Kesehatan

Hari Diabetes Sedunia 2023: Ini Bedanya dengan Hipertensi serta Asam Urat, Jangan Sampai Tertukar!

SateliteMX.net – Jelang Hari Diabetes Sedunia 2023 alias World Diabetes Day pada 14 November mendatang, jarang yang digunakan memikirkan komplikasi diabetes salah satunya asam urat. Kok bisa?

Dijelaskan Dokter Spesialis Penyakit Dalam Eka Hospital Pekanbaru, dr. Hady, M.Med (Int.Med), Sp.PD diabetes kerap dikaitkan dengan asam urat serta hipertensi. Namun perlu ditegaskan ketiga penyakit ini disebabkan oleh hal berbeda, serta masing-masing sesuai kondisi pasiennya.

“Ketiga dari penyakit diabetes, asam urat, juga hipertensi adalah 3 jenis penyakit yang digunakan disebabkan dikarenakan faktor yang mana berbeda. Namun penderita diabetes diketahui mempunyai risiko yang mana tambahan tinggi untuk terkena asam urat kemudian hipertensi,” ujar dr. Hady melalui keterangan yang digunakan diterima suara.com, Sabtu (11/10/2023).

dr. Hady menambahkan saat mengidap diabetes, tubuh akan cenderung memiliki kadar gula yang tersebut tinggi lantaran tubuh tidaklah dapat lagi memproses gula dalam darah akibat resistensi insulin.

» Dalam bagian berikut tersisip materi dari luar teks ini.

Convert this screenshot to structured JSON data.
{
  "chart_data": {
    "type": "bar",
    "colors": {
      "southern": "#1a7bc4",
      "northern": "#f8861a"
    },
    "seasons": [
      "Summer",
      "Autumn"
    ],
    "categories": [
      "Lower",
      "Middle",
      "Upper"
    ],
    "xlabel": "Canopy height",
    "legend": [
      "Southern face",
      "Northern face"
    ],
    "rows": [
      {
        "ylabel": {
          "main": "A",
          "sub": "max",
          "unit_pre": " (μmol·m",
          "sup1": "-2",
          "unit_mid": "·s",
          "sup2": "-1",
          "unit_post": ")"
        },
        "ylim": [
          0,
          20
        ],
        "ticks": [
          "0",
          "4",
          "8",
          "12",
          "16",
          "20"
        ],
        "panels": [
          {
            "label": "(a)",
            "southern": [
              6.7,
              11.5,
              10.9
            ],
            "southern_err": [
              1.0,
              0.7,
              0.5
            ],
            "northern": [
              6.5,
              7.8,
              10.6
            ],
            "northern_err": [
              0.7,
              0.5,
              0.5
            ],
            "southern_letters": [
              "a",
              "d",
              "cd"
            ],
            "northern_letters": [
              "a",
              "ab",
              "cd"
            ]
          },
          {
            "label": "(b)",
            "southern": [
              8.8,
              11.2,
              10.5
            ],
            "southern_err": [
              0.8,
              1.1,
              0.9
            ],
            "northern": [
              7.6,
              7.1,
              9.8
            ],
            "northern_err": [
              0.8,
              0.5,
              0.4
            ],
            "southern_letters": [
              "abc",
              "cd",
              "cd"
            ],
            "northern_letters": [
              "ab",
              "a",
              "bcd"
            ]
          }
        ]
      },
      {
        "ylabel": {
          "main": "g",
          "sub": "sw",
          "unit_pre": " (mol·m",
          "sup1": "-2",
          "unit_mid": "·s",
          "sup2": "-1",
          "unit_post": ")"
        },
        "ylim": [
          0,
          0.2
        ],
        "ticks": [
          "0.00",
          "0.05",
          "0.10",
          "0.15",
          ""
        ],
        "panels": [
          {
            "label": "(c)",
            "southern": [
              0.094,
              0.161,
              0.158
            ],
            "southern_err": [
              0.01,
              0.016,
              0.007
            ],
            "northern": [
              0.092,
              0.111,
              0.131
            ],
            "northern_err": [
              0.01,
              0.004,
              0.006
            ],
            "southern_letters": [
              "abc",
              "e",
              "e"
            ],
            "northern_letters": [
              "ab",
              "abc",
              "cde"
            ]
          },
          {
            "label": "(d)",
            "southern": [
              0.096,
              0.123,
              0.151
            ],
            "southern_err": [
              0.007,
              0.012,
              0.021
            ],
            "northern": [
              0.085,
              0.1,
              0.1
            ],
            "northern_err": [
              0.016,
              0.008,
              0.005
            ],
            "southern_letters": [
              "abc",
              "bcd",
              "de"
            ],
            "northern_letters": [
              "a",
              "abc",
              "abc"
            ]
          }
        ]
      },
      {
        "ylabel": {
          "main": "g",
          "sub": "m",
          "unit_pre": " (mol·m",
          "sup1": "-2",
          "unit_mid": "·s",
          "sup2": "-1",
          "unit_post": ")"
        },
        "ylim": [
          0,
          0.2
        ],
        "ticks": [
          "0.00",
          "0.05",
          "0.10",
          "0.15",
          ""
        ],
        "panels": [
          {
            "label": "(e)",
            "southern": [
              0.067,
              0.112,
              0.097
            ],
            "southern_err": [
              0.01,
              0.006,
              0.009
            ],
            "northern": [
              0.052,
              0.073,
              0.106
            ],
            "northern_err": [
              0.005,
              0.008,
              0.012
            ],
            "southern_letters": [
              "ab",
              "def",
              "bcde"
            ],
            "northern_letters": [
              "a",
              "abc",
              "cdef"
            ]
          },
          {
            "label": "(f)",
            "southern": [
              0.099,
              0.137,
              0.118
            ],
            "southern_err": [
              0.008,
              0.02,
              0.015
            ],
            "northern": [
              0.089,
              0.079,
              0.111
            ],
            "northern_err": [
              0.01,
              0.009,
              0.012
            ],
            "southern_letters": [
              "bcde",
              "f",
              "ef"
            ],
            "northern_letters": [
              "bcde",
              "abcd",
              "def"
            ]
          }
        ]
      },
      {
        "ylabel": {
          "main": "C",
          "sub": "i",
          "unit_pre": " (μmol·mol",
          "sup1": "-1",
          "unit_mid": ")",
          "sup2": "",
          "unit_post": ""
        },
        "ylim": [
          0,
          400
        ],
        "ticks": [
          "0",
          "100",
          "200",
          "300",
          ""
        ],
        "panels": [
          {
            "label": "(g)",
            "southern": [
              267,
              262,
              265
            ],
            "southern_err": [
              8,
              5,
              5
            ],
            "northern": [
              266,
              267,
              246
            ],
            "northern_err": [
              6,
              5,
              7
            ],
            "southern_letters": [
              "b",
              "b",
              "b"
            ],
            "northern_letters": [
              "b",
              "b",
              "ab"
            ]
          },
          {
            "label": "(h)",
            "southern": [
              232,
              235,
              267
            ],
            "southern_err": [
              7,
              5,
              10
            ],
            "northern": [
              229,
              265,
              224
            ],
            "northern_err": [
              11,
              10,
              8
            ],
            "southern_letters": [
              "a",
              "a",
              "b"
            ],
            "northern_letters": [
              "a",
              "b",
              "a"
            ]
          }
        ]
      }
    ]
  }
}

Ilustrasi penyakit asam urat di dalam kaki (Pixabay/Olyviazhu)
Ilustrasi penyakit asam urat pada kaki (Pixabay/Olyviazhu)

Asam urat adalah penyakit radang sendi yang dimaksud terjadi ketika asam urat di dalam dalam tubuh meningkat serta menumpuk dalam darah hingga akhirnya menyebabkan nyeri sendi, yang tersebut dapat terjadi di area area kaki atau tangan. Asam urat mempunyai peran penting dalam mengendalikan kadar purin dalam tubuh yang kemudian akan dibuang melalui urine.

Namun dalam kondisi tertentu tubuh dapat memproduksi asam urat terlalu banyak, serta jika itu terjadi maka tubuh akan mulai memproduksi kristal tajam yang tersebut mampu mengendap pada sendi kemudian jaringan-jaringan lainnya, hingga menghasilkan nyeri hebat.

Para peneliti percaya diabetes berpengaruh pada tubuh dalam mengendalikan asam urat terutama jika merek juga kelebihan berat badan atau obesitas, oleh sebab itu dalam kondisi hal tersebut tubuh akan kesulitan membuang asam urat yang akhirnya dapat mengendap dan juga menyebabkan asam urat.

Baca Juga:  Mengenal Kanker Limfoma Hodgkin, Penyakit Kanker dengan Diagnosis Paling Rendah: Apa Gejalanya?

“Selain itu, gula juga dapat meningkatkan tekanan darah apabila sudah pernah menyerang ginjal. Ini dikarenakan ginjal yang digunakan tidaklah bekerja dengan baik akan meninggalkan darah resisten terhadap cairan tubuh lalu garam. Jika cairan tubuh tiada terkendali juga garam meningkat, maka tekanan darah sanggup meningkat juga menyebabkan hipertensi,” beber dr. Hady.

ilustrasi diabetes (freepik.com/xb100)
ilustrasi diabetes (freepik.com/xb100)

Sedangkan hipertensi adalah kondisi saat tekanan darah dalam tubuh meningkat dalam atas rata-rata dikarenakan berbagai faktor, seperti menyempitnya pembuluh darah, terganggunya keseimbangan cairan tubuh, kemudian permasalahan pada otot jantung juga pembuluh darah lainnya.

Kondisi ini bisa saja berbahaya dikarenakan dapat menimbulkan kerusakan permanen pada jantung serta pembuluh darah yang mana mampu berujung ke kesulitan serius seperti serangan jantung, hingga kematian mendadak.

Agar komplikasi tak semakin memburuk, dr. Hady juga mengingatkan pasien untuk tambahan memperhatikan pola makan, oleh sebab itu mampu memperburuk atau bahkan menciptakan gejala diabetes, hipertensi maupun asam urat kambuh yang mana bisa saja sangat menyiksa.

“Penderita diabetes disarankan untuk mengurangi konsumsi makanan akan tinggi gula, untuk asam urat disarankan untuk menurunkan konsumsi makanan tinggi akan kandungan purin, serta hipertensi disarankan untuk menurunkan kadar kolesterol serta garam,” pungkasnya.